October is breast cancer awareness month which now has even more significance to me having gone through a recent double mastectomy. It is also Physical Therapy month which of course is also near and dear to my heart! I’ve decided what better way to be of some benefit than to combine these two to offer education and support for those affected by breast cancer through my unique experience of being a Physical Therapist on the journey of navigating a breast cancer diagnosis myself. I feel lucky that my path was easier than many women since I was able to avoid radiation and chemotherapy with my decision, yet I hope to be able to still offer some insight, support, and education from both a personal and professional perspective. I do have to say, this is not medical advice, it is my personal perspective and insights from a journey I never imagined myself being on.
A lot of topics and ideas have come up and I will briefly touch on some of those here and dive a little deeper into each in the future, but let’s begin by getting the conversation started with one of the most important pieces…
Awareness and early detection are key! My breasts were always dense, with multiple lumps and cysts so it was beyond frustrating (not to mention uncomfortable and often painful) to do a self-exam, therefore, I pretty much ignored doing them. I am not advising this!! Prior to this diagnosis, I had 15 years of scares and multiple surgical biopsies, cysts drained, mammograms, ultrasounds, and thermography, so I did my best but it often brought anxiety and stress to think about. Thankfully when something did start to feel different this May, and a bit off in my right breast I did not ignore it. I had a cyst about the size of a ping pong ball which was not unusual for me, they often came and went, but this time there was a pulling and tightness when I raised my arm that was different. With much reluctance, I made an appointment with my new PCP and requested a mammogram. Having dense breasts with multiple cysts, mammograms were always extremely painful and downright torturous for me. They always led to an ultrasound follow up because the tissue was too dense to get a good picture. Not unusual but what was different this time was what every woman dreads during this appointment - being called back to speak to the radiologist about something suspicious they found. I was still in denial at this point. I had many scares before but something felt different this time. I kept trying to deny my intuition and breathe through my anxiety. When the technician did another ultrasound to get a clearer picture she tried to stay neutral but I could tell from her response she did not like what she was seeing.
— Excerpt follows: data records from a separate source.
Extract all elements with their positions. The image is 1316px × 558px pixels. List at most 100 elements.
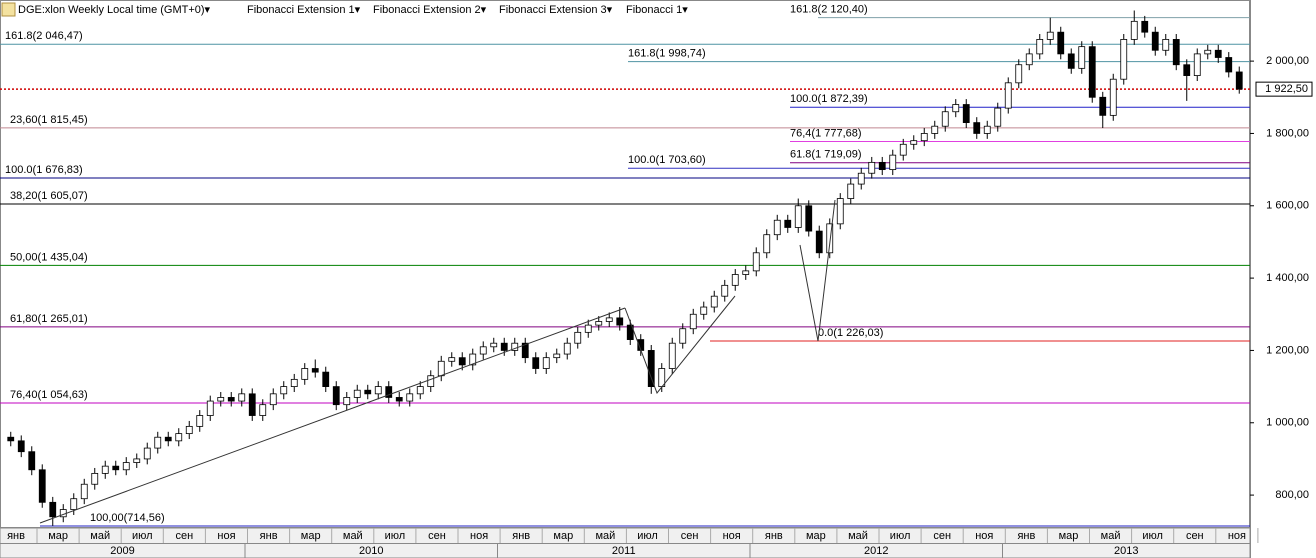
candle-body: [784, 219, 792, 228]
candle-body: [290, 378, 298, 387]
candle-body: [700, 306, 708, 315]
candle-body: [80, 483, 88, 500]
year-label: 2013: [1114, 545, 1138, 557]
month-label: ноя: [975, 530, 993, 542]
levels: 161.8(2 120,40) 161.8(2 046,47) 161.8(1 99…: [0, 3, 1250, 527]
trend-line: [39, 307, 626, 524]
candle-body: [1067, 53, 1075, 69]
candle-body: [1109, 78, 1117, 116]
candle-body: [238, 393, 246, 402]
header-item[interactable]: Fibonacci Extension 1▾: [247, 4, 361, 16]
candle-body: [878, 161, 886, 171]
candle-body: [385, 386, 393, 398]
candle-body: [227, 397, 235, 402]
candle-body: [490, 342, 498, 348]
candle-body: [563, 342, 571, 355]
candle-body: [301, 368, 309, 380]
candle-body: [374, 386, 382, 395]
candle-body: [1046, 31, 1054, 40]
candle-body: [28, 451, 36, 471]
candle-body: [469, 353, 477, 366]
candle-body: [1130, 20, 1138, 40]
fib-level-label: 76,4(1 777,68): [790, 127, 862, 139]
candle-body: [1025, 53, 1033, 66]
month-label: май: [343, 530, 363, 542]
candle-body: [1036, 39, 1044, 55]
candle-body: [679, 328, 687, 344]
header-item[interactable]: Fibonacci Extension 2▾: [373, 4, 487, 16]
fib-level-label: 100.0(1 703,60): [628, 154, 706, 166]
fib-level-label: 161.8(2 046,47): [5, 30, 83, 42]
candle-body: [752, 252, 760, 272]
header-item[interactable]: Fibonacci Extension 3▾: [499, 4, 613, 16]
month-label: ноя: [723, 530, 741, 542]
candle-body: [1099, 96, 1107, 116]
month-label: июл: [1142, 530, 1163, 542]
month-label: ноя: [470, 530, 488, 542]
year-label: 2011: [612, 545, 636, 557]
last-price-label: 1 922,50: [1265, 83, 1308, 95]
header-item[interactable]: Fibonacci 1▾: [626, 4, 688, 16]
month-label: сен: [176, 530, 194, 542]
fib-level-label: 61,80(1 265,01): [10, 313, 88, 325]
candle-body: [836, 198, 844, 225]
candle-body: [101, 465, 109, 474]
candle-body: [7, 436, 15, 442]
candle-body: [122, 462, 130, 471]
month-label: июл: [385, 530, 406, 542]
candle-body: [962, 104, 970, 123]
month-label: сен: [428, 530, 446, 542]
candle-body: [49, 501, 57, 518]
candle-body: [731, 274, 739, 286]
fib-level-label: 100.0(1 676,83): [5, 164, 83, 176]
candle-body: [511, 342, 519, 351]
candle-body: [395, 397, 403, 402]
month-label: сен: [1186, 530, 1204, 542]
candle-body: [1004, 82, 1012, 109]
candle-body: [773, 219, 781, 236]
year-label: 2012: [864, 545, 888, 557]
candle-body: [857, 172, 865, 185]
month-label: май: [90, 530, 110, 542]
candle-body: [721, 284, 729, 297]
candle-body: [1151, 31, 1159, 51]
candle-body: [899, 143, 907, 156]
candle-body: [532, 357, 540, 369]
candle-body: [742, 270, 750, 275]
candle-body: [826, 223, 834, 254]
fib-level-label: 161.8(2 120,40): [790, 3, 868, 15]
month-label: ноя: [217, 530, 235, 542]
candle-body: [952, 104, 960, 113]
y-tick-label: 1 400,00: [1266, 272, 1309, 284]
candle-body: [38, 469, 46, 503]
candle-body: [343, 397, 351, 406]
candle-body: [931, 125, 939, 134]
month-label: июл: [890, 530, 911, 542]
candles: [7, 10, 1243, 526]
candle-body: [941, 111, 949, 127]
candle-body: [805, 205, 813, 232]
candle-body: [1088, 46, 1096, 98]
candle-body: [1078, 46, 1086, 69]
candle-body: [868, 161, 876, 174]
candle-body: [689, 313, 697, 330]
candle-body: [973, 122, 981, 134]
symbol-icon[interactable]: [1, 2, 16, 17]
candle-body: [994, 107, 1002, 127]
y-tick-label: 800,00: [1275, 489, 1309, 501]
month-label: мар: [48, 530, 68, 542]
fib-level-label: 38,20(1 605,07): [10, 190, 88, 202]
candle-body: [920, 133, 928, 142]
candle-body: [521, 342, 529, 359]
axes: 1 922,50 800,00 1 000,00 1 200,00 1 400,00 1 …: [7, 55, 1313, 558]
month-label: янв: [7, 530, 25, 542]
fib-level-label: 50,00(1 435,04): [10, 251, 88, 263]
fib-level-label: 100.0(1 872,39): [790, 93, 868, 105]
candle-body: [154, 436, 162, 449]
candle-body: [112, 465, 120, 471]
candle-body: [479, 346, 487, 355]
candle-body: [605, 317, 613, 322]
y-tick-label: 2 000,00: [1266, 55, 1309, 67]
header-item[interactable]: DGE:xlon Weekly Local time (GMT+0)▾: [18, 4, 211, 16]
y-tick-label: 1 600,00: [1266, 200, 1309, 212]
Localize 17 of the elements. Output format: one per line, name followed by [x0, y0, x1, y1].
I could also tell the radiologist was trying to be positive and was quite kind, but was concerned enough that he was recommending a stereotactic biopsy. (a topic for a whole other discussion!) My hope in sharing this part of my story is to encourage you that no matter what your past experience and ideas around self-exams and testing, please pay attention to your body and your intuition and find the right diagnostic route for you. You are worth it! Maybe it means having a loved one to confide in or go with you to appointments, but please don’t ignore anything that does not feel right to you.
Here are some of the topics I plan to dive into in the future:
~Biopsies and further testing.
~Advocacy and Choices. Many women are not given the option of no reconstruction or “going flat” when they are considering a mastectomy. It is a personal choice and only you know what is right for you, yet my goal is to educate women of all options and possible complications of each.
~Breast implant illness (BII) and breast implant-associated anaplastic large cell lymphoma (BIA-ALCL). There are numerous women coming forward with similar symptoms and research is starting to point to the reality that BII is a real thing. Many women also have no issues at all with their implants and are very happy with them. I support women in whatever they choose, I just want them to have as much information as possible before making a decision.
~Complications, at least some I had the opportunity to get more familiar with: blood clots - urinary retention - cording or axillary web syndrome - lymphedema.
~DCIS - is it cancer? Here is an article that hit home for me on the topic. Even though I worked in the medical field for years, I didn’t know that not only within breast cancer but even within DCIS there are so many different variations and factors.
~Some suggestions on how to support someone you love going through a similar challenge and what not to say.
~Navigating and combining both conventional and holistic medicine as paths for treatment
~Mindfulness as a tool for healing and coping.
~Learning to slow down - self-care - saying no more often…AND also saying yes to the right things! It is not just about saying no.
~Caregivers need care too.
~Men can get breast cancer too.
It is healing for me to write about my experience and I hope in some way helps others. My goal is empowerment and education as well as being a support for others finding themselves suddenly on a path they had only previously imagined someone else on. Please know I am available to anyone who might need some support or insight from someone who has some personal experience with some of these challenges.